Всё же оказалось он дебил. Это чудо широко размахнулось и попыталось нанести удар. Я сделал один шаг в бок, избегая его, а следом нанёс удар ногой по его коленке. Грэг, ещё не успел восстановить равновесие после своего богатырского замаха и мой не сильный удар сбил его с ног. Далее я не давал ему подняться, каждый раз пиная и опрокидывая обратно на землю. Первое время Грэг ревел и вопил от ярости и обиды. Обещал все возможные кары, но вскоре начал вопить и скулить как побитая собака.
— Хватит, — сказал граф. — Я больше не могу на это смотреть.
— Хорошо, — я отошёл от Грэга, который остался лежать на земле. — Вы довольны увиденным?
— Да. Я подумаю над твоим предложением после дуэли.

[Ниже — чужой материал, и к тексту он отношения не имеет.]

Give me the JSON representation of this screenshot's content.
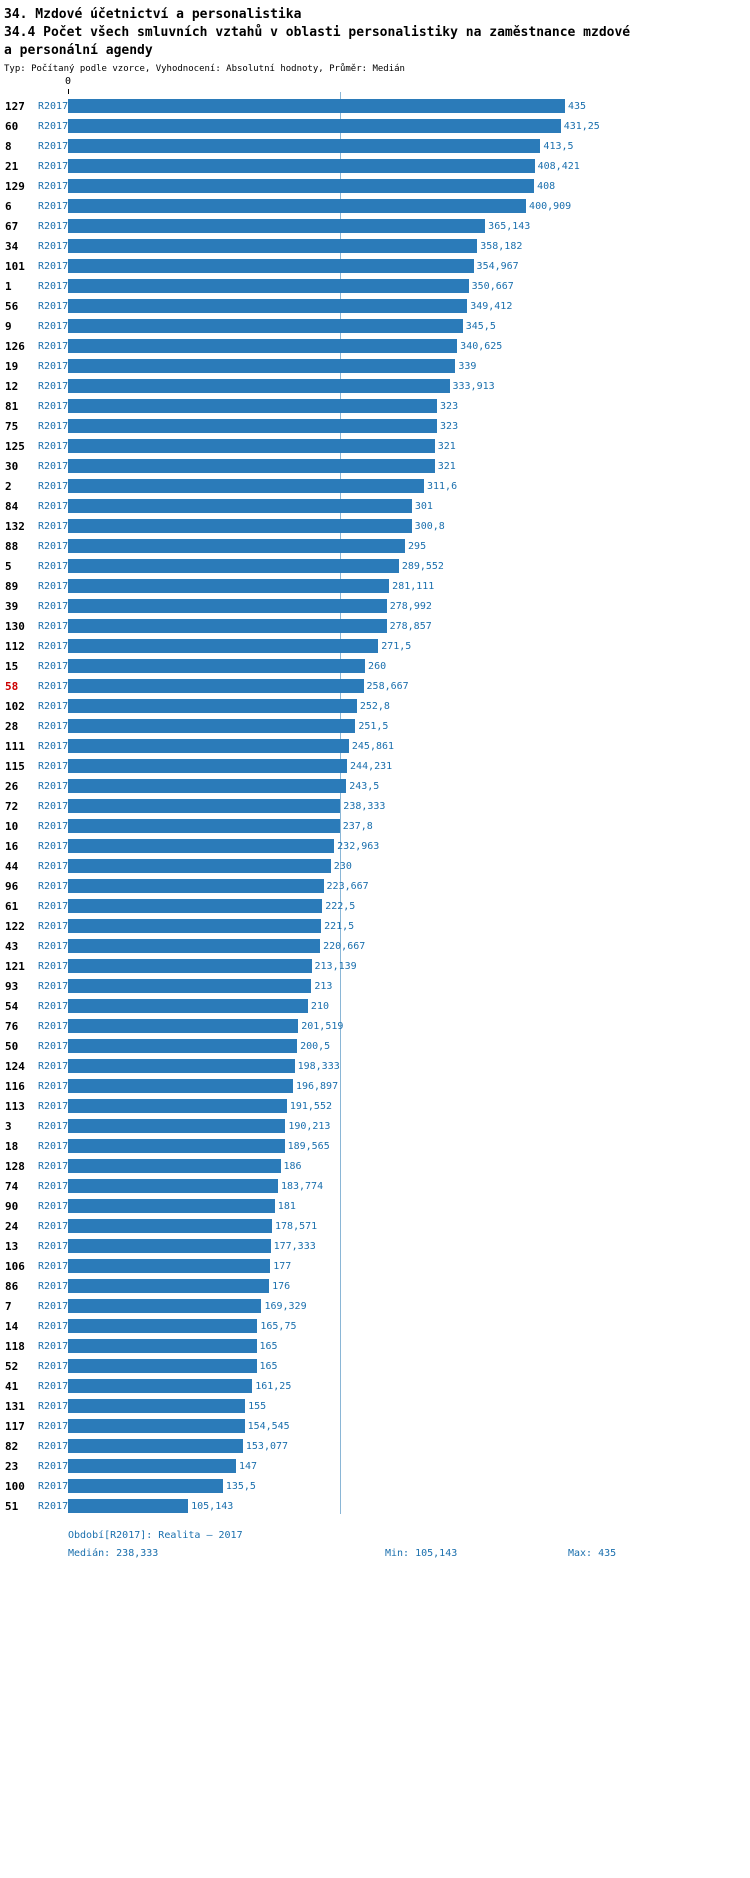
{
  "header": {
    "line1": "34. Mzdové účetnictví a personalistika",
    "line2": "34.4 Počet všech smluvních vztahů v oblasti personalistiky na zaměstnance mzdové",
    "line3": "a personální agendy",
    "subtitle": "Typ: Počítaný podle vzorce, Vyhodnocení: Absolutní hodnoty, Průměr: Medián"
  },
  "chart_data": {
    "type": "bar",
    "orientation": "horizontal",
    "title": "34.4 Počet všech smluvních vztahů v oblasti personalistiky na zaměstnance mzdové a personální agendy",
    "series_label": "R2017",
    "xlim": [
      0,
      435
    ],
    "x_axis_ticks": [
      "0"
    ],
    "median": 238.333,
    "median_line": true,
    "grid": false,
    "legend_position": "none",
    "bar_color": "#2b7bb9",
    "value_label_color": "#1a6fad",
    "highlight_row_id": "58",
    "highlight_color": "#cc0000",
    "rows": [
      {
        "id": "127",
        "value": 435,
        "display": "435"
      },
      {
        "id": "60",
        "value": 431.25,
        "display": "431,25"
      },
      {
        "id": "8",
        "value": 413.5,
        "display": "413,5"
      },
      {
        "id": "21",
        "value": 408.421,
        "display": "408,421"
      },
      {
        "id": "129",
        "value": 408,
        "display": "408"
      },
      {
        "id": "6",
        "value": 400.909,
        "display": "400,909"
      },
      {
        "id": "67",
        "value": 365.143,
        "display": "365,143"
      },
      {
        "id": "34",
        "value": 358.182,
        "display": "358,182"
      },
      {
        "id": "101",
        "value": 354.967,
        "display": "354,967"
      },
      {
        "id": "1",
        "value": 350.667,
        "display": "350,667"
      },
      {
        "id": "56",
        "value": 349.412,
        "display": "349,412"
      },
      {
        "id": "9",
        "value": 345.5,
        "display": "345,5"
      },
      {
        "id": "126",
        "value": 340.625,
        "display": "340,625"
      },
      {
        "id": "19",
        "value": 339,
        "display": "339"
      },
      {
        "id": "12",
        "value": 333.913,
        "display": "333,913"
      },
      {
        "id": "81",
        "value": 323,
        "display": "323"
      },
      {
        "id": "75",
        "value": 323,
        "display": "323"
      },
      {
        "id": "125",
        "value": 321,
        "display": "321"
      },
      {
        "id": "30",
        "value": 321,
        "display": "321"
      },
      {
        "id": "2",
        "value": 311.6,
        "display": "311,6"
      },
      {
        "id": "84",
        "value": 301,
        "display": "301"
      },
      {
        "id": "132",
        "value": 300.8,
        "display": "300,8"
      },
      {
        "id": "88",
        "value": 295,
        "display": "295"
      },
      {
        "id": "5",
        "value": 289.552,
        "display": "289,552"
      },
      {
        "id": "89",
        "value": 281.111,
        "display": "281,111"
      },
      {
        "id": "39",
        "value": 278.992,
        "display": "278,992"
      },
      {
        "id": "130",
        "value": 278.857,
        "display": "278,857"
      },
      {
        "id": "112",
        "value": 271.5,
        "display": "271,5"
      },
      {
        "id": "15",
        "value": 260,
        "display": "260"
      },
      {
        "id": "58",
        "value": 258.667,
        "display": "258,667",
        "highlight": true
      },
      {
        "id": "102",
        "value": 252.8,
        "display": "252,8"
      },
      {
        "id": "28",
        "value": 251.5,
        "display": "251,5"
      },
      {
        "id": "111",
        "value": 245.861,
        "display": "245,861"
      },
      {
        "id": "115",
        "value": 244.231,
        "display": "244,231"
      },
      {
        "id": "26",
        "value": 243.5,
        "display": "243,5"
      },
      {
        "id": "72",
        "value": 238.333,
        "display": "238,333"
      },
      {
        "id": "10",
        "value": 237.8,
        "display": "237,8"
      },
      {
        "id": "16",
        "value": 232.963,
        "display": "232,963"
      },
      {
        "id": "44",
        "value": 230,
        "display": "230"
      },
      {
        "id": "96",
        "value": 223.667,
        "display": "223,667"
      },
      {
        "id": "61",
        "value": 222.5,
        "display": "222,5"
      },
      {
        "id": "122",
        "value": 221.5,
        "display": "221,5"
      },
      {
        "id": "43",
        "value": 220.667,
        "display": "220,667"
      },
      {
        "id": "121",
        "value": 213.139,
        "display": "213,139"
      },
      {
        "id": "93",
        "value": 213,
        "display": "213"
      },
      {
        "id": "54",
        "value": 210,
        "display": "210"
      },
      {
        "id": "76",
        "value": 201.519,
        "display": "201,519"
      },
      {
        "id": "50",
        "value": 200.5,
        "display": "200,5"
      },
      {
        "id": "124",
        "value": 198.333,
        "display": "198,333"
      },
      {
        "id": "116",
        "value": 196.897,
        "display": "196,897"
      },
      {
        "id": "113",
        "value": 191.552,
        "display": "191,552"
      },
      {
        "id": "3",
        "value": 190.213,
        "display": "190,213"
      },
      {
        "id": "18",
        "value": 189.565,
        "display": "189,565"
      },
      {
        "id": "128",
        "value": 186,
        "display": "186"
      },
      {
        "id": "74",
        "value": 183.774,
        "display": "183,774"
      },
      {
        "id": "90",
        "value": 181,
        "display": "181"
      },
      {
        "id": "24",
        "value": 178.571,
        "display": "178,571"
      },
      {
        "id": "13",
        "value": 177.333,
        "display": "177,333"
      },
      {
        "id": "106",
        "value": 177,
        "display": "177"
      },
      {
        "id": "86",
        "value": 176,
        "display": "176"
      },
      {
        "id": "7",
        "value": 169.329,
        "display": "169,329"
      },
      {
        "id": "14",
        "value": 165.75,
        "display": "165,75"
      },
      {
        "id": "118",
        "value": 165,
        "display": "165"
      },
      {
        "id": "52",
        "value": 165,
        "display": "165"
      },
      {
        "id": "41",
        "value": 161.25,
        "display": "161,25"
      },
      {
        "id": "131",
        "value": 155,
        "display": "155"
      },
      {
        "id": "117",
        "value": 154.545,
        "display": "154,545"
      },
      {
        "id": "82",
        "value": 153.077,
        "display": "153,077"
      },
      {
        "id": "23",
        "value": 147,
        "display": "147"
      },
      {
        "id": "100",
        "value": 135.5,
        "display": "135,5"
      },
      {
        "id": "51",
        "value": 105.143,
        "display": "105,143"
      }
    ]
  },
  "footer": {
    "period": "Období[R2017]: Realita – 2017",
    "median": "Medián: 238,333",
    "min": "Min: 105,143",
    "max": "Max: 435"
  }
}
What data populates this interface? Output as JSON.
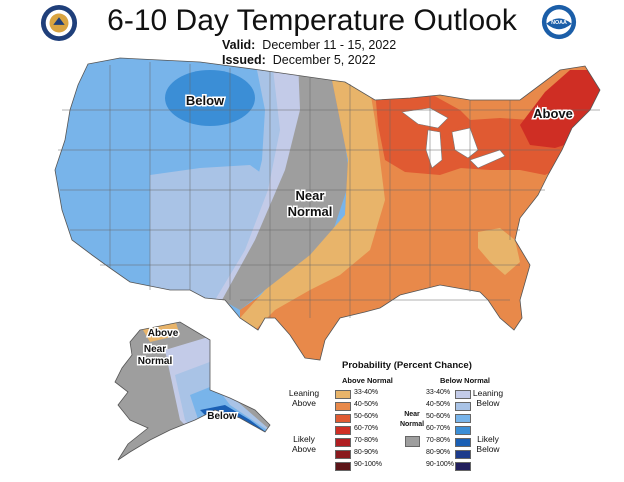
{
  "title": "6-10 Day Temperature Outlook",
  "valid_label": "Valid:",
  "valid_dates": "December 11 - 15, 2022",
  "issued_label": "Issued:",
  "issued_date": "December 5, 2022",
  "logos": {
    "left": "noaa-department-seal",
    "right": "noaa-logo"
  },
  "map_labels": {
    "below_west": "Below",
    "near_normal_line1": "Near",
    "near_normal_line2": "Normal",
    "above_ne": "Above",
    "ak_above": "Above",
    "ak_near_line1": "Near",
    "ak_near_line2": "Normal",
    "ak_below": "Below"
  },
  "legend": {
    "title": "Probability (Percent Chance)",
    "above_header": "Above Normal",
    "below_header": "Below Normal",
    "near_label_line1": "Near",
    "near_label_line2": "Normal",
    "leaning_above_line1": "Leaning",
    "leaning_above_line2": "Above",
    "likely_above_line1": "Likely",
    "likely_above_line2": "Above",
    "leaning_below_line1": "Leaning",
    "leaning_below_line2": "Below",
    "likely_below_line1": "Likely",
    "likely_below_line2": "Below",
    "above": [
      {
        "range": "33-40%",
        "color": "#e8b46a"
      },
      {
        "range": "40-50%",
        "color": "#e8894a"
      },
      {
        "range": "50-60%",
        "color": "#e05a32"
      },
      {
        "range": "60-70%",
        "color": "#cf2e24"
      },
      {
        "range": "70-80%",
        "color": "#b01e22"
      },
      {
        "range": "80-90%",
        "color": "#8a1a1e"
      },
      {
        "range": "90-100%",
        "color": "#5c1518"
      }
    ],
    "below": [
      {
        "range": "33-40%",
        "color": "#c3cbe8"
      },
      {
        "range": "40-50%",
        "color": "#a9c3e6"
      },
      {
        "range": "50-60%",
        "color": "#78b4ea"
      },
      {
        "range": "60-70%",
        "color": "#3b8ed6"
      },
      {
        "range": "70-80%",
        "color": "#1a5fb4"
      },
      {
        "range": "80-90%",
        "color": "#1d3b8c"
      },
      {
        "range": "90-100%",
        "color": "#221f5e"
      }
    ],
    "near_color": "#9e9e9e"
  }
}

— Вы об этом не пожалеете, граф Стоун.
— Останься в живих, — произнёс граф и не спешно удалился, оставив меня, дворецкого и рыцаря.
Я повернулся к дворецкому и спросил.
— Мистер Клаус?
— Можно просто, Клаус.
— Клаус, у вас найдётся свободная комната?
— К сожалению их даже слишком много, прошу за мной.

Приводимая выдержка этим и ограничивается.